Letters to Lily: on how the world works, by Alan Macfarlane (PROFILE £7.99)

In the 30 letters which historian and anthropologist Alan Macfarlane has written for his young granddaughter to grow into, so that together they might "explore the world in a continuing conversation long after I am old or dead", he describes his view of the human condition and the evolving drama of human affairs, and tries to answer some of the big questions he thinks she might have about love, violence, religion, democracy, sex, life and death. Although a little twee at times, it makes for a nice work of informal philosophy and non-academic generalism. Because they're ostensibly addressed to the granddaughter of a very English don, several letters focus on the rather unique and peculiar social, political and economic development of this island, from feudal times onwards. But this Anglocentricity doesn't really lessen the universalism that is the book's strength.

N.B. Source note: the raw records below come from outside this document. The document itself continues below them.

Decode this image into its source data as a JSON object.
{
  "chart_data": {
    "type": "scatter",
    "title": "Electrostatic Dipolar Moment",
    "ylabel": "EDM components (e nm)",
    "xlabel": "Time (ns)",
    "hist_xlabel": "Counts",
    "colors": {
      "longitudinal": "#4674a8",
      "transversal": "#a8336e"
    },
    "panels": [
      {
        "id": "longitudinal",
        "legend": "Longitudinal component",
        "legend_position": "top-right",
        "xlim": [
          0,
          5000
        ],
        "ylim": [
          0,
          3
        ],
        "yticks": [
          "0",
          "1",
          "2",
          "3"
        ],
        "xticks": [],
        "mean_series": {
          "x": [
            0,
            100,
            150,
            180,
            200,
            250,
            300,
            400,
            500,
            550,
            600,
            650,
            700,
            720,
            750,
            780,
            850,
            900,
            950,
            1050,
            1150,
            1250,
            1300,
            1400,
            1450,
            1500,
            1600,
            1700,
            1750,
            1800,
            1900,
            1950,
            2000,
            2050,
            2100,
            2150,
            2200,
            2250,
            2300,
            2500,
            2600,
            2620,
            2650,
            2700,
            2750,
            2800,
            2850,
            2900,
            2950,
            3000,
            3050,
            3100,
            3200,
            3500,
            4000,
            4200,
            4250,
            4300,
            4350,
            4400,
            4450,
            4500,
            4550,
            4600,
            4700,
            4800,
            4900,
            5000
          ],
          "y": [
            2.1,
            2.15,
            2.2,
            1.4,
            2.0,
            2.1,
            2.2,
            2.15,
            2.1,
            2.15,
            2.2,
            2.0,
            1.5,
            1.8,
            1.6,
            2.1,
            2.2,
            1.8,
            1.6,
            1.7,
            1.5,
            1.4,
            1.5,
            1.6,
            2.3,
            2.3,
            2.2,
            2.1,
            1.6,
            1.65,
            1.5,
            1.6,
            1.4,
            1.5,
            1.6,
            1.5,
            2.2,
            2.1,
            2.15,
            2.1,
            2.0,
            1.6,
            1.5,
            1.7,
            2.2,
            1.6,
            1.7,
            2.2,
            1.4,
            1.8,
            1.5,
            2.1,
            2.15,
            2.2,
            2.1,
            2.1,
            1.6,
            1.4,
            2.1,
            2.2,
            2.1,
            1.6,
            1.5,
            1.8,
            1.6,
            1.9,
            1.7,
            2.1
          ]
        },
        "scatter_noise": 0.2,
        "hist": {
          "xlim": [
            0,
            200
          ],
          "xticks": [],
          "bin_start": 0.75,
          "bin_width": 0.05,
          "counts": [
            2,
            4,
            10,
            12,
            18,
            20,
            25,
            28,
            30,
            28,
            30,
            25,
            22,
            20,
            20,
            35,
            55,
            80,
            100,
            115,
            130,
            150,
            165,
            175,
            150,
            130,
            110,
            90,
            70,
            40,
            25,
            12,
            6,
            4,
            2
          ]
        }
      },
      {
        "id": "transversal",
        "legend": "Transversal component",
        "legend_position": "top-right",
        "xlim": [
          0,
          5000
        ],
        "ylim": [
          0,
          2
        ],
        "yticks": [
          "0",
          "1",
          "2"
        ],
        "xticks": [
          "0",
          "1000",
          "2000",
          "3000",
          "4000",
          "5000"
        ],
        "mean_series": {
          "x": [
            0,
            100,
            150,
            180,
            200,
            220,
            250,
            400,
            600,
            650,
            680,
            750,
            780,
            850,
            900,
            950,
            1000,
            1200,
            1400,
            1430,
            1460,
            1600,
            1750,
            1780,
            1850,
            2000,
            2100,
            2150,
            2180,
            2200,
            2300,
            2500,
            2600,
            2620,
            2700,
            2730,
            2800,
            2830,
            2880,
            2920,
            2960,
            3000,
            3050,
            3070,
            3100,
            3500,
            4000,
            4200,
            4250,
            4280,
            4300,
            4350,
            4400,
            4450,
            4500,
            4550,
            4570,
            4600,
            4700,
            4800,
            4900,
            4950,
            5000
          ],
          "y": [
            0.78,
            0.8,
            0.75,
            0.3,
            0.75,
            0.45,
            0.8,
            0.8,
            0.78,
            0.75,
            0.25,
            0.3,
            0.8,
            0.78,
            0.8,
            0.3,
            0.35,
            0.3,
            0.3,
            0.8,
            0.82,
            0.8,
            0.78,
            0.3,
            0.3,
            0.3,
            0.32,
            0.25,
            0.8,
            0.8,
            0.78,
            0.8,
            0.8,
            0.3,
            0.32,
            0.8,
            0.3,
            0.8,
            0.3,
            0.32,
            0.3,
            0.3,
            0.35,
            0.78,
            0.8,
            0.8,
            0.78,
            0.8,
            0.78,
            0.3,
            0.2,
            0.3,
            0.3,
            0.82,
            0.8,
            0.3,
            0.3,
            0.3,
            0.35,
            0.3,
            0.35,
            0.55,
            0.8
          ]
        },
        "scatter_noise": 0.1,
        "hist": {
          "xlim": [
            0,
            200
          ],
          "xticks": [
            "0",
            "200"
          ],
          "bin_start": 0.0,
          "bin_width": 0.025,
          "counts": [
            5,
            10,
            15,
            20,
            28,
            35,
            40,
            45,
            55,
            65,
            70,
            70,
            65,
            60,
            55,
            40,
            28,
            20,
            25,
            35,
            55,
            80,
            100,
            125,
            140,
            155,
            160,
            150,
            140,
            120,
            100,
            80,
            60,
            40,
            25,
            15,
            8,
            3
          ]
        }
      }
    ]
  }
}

Macfarlane urges Lily to question her most basic assumptions and to understand our present state better, precisely by bearing in mind the extraordinarily diverse number of ways of living there are or have been in the world. He reminds her that, for example, nations and nationalism are constructs invented only very recently, or that democracy and capitalism aren't the only workable governing systems. The benefit of taking such a general overview is that it puts one in a good position to sort the immutables of the human condition from the aspects of ourselves which we should strive to improve on. The success of Macfarlane's book is that his expansive general overview is made to feel manageable because of its intimate, wise, grandfatherly tone.